Un milieu bibliophile propice à une telle parution
Cet intérêt pour les images est fortement lié à l’intérêt de tous les grands esprits de cette fin de siècle pour le livre en tant qu’objet, qui suscite le développement de collections bibliophiles. Le livre devient en effet un objet de collection, et est entouré d’une aura presque mystique.

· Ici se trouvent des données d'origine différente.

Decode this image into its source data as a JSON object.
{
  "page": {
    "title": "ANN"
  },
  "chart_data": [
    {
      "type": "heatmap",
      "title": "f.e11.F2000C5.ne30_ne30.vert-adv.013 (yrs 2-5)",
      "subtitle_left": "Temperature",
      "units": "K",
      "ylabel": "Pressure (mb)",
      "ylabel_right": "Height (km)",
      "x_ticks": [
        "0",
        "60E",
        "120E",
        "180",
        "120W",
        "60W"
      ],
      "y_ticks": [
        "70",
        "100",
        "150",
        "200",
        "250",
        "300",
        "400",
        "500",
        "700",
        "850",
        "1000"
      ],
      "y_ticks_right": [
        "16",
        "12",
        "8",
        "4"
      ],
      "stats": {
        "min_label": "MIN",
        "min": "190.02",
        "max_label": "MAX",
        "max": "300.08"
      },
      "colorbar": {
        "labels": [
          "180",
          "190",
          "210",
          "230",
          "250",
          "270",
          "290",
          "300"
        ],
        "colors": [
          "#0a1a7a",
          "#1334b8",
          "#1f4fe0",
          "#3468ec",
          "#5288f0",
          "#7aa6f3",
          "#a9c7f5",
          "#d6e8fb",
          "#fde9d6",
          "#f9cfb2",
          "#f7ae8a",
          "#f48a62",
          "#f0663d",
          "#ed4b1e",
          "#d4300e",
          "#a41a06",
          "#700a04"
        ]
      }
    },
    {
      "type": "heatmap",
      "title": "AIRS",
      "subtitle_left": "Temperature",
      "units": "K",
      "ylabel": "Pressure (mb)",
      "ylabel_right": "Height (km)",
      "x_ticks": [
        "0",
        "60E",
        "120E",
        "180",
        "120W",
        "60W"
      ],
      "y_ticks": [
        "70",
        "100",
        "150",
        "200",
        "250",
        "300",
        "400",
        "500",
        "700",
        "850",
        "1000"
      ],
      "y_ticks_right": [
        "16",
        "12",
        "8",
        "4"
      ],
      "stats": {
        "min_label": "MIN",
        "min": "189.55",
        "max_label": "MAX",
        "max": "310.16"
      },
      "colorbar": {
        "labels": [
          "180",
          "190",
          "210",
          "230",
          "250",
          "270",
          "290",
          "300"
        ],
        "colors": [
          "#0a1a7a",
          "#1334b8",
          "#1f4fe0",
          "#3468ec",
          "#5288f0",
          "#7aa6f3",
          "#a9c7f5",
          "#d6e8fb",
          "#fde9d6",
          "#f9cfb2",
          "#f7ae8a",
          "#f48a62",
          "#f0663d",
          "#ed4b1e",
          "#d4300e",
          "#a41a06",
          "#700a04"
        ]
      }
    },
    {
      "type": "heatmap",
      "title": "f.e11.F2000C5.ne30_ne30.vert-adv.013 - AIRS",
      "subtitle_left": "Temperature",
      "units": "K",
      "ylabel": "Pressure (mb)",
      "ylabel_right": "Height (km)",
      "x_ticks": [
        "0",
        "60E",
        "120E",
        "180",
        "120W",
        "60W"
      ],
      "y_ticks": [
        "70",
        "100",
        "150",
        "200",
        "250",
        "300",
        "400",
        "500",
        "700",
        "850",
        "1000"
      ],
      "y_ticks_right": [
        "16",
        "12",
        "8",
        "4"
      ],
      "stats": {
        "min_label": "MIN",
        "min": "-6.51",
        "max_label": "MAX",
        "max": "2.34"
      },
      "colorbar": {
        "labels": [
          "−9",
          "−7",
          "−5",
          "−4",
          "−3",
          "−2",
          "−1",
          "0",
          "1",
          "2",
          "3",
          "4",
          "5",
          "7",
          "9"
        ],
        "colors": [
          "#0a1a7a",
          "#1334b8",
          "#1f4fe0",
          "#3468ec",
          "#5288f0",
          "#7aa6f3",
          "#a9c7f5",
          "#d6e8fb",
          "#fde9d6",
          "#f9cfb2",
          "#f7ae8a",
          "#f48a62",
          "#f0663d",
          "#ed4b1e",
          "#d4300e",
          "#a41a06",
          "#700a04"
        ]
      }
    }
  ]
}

Cela explique le soin que Jarry apporte à la forme que prend sa revue : il choisit lui-même le papier et en propose différentes catégories, à différents niveaux de prix, du tirage sur vergé d’Arches à 12 francs jusqu’au tirage « sur vieux Japon à la cuve » à 40 francs. Il apporte également un soin tout particulier à la typographie utilisée dans le deuxième numéro : « on a retrouvé pour nous les poinçons des beaux caractères du quinzième siècle, avec les lettres abréviées, dont nous ne donnons qu’un exemple imparfait avec nos deux chapitres de Sébastien Munster, mais qui seront fondues avec le plus grand soin, et serviront spécialement à nos textes à partir du fascicule II. ». Cette typographie a aussi été utilisée par Jarry pour Ubu Roi, comme il l’indique dans une publicité pour son livre qu’il fait figurer à la fin de sa revue : « UBU ROI, volume petit in-18, en venir au Mercure de France, est composé avec les caractères du Perhinderion ».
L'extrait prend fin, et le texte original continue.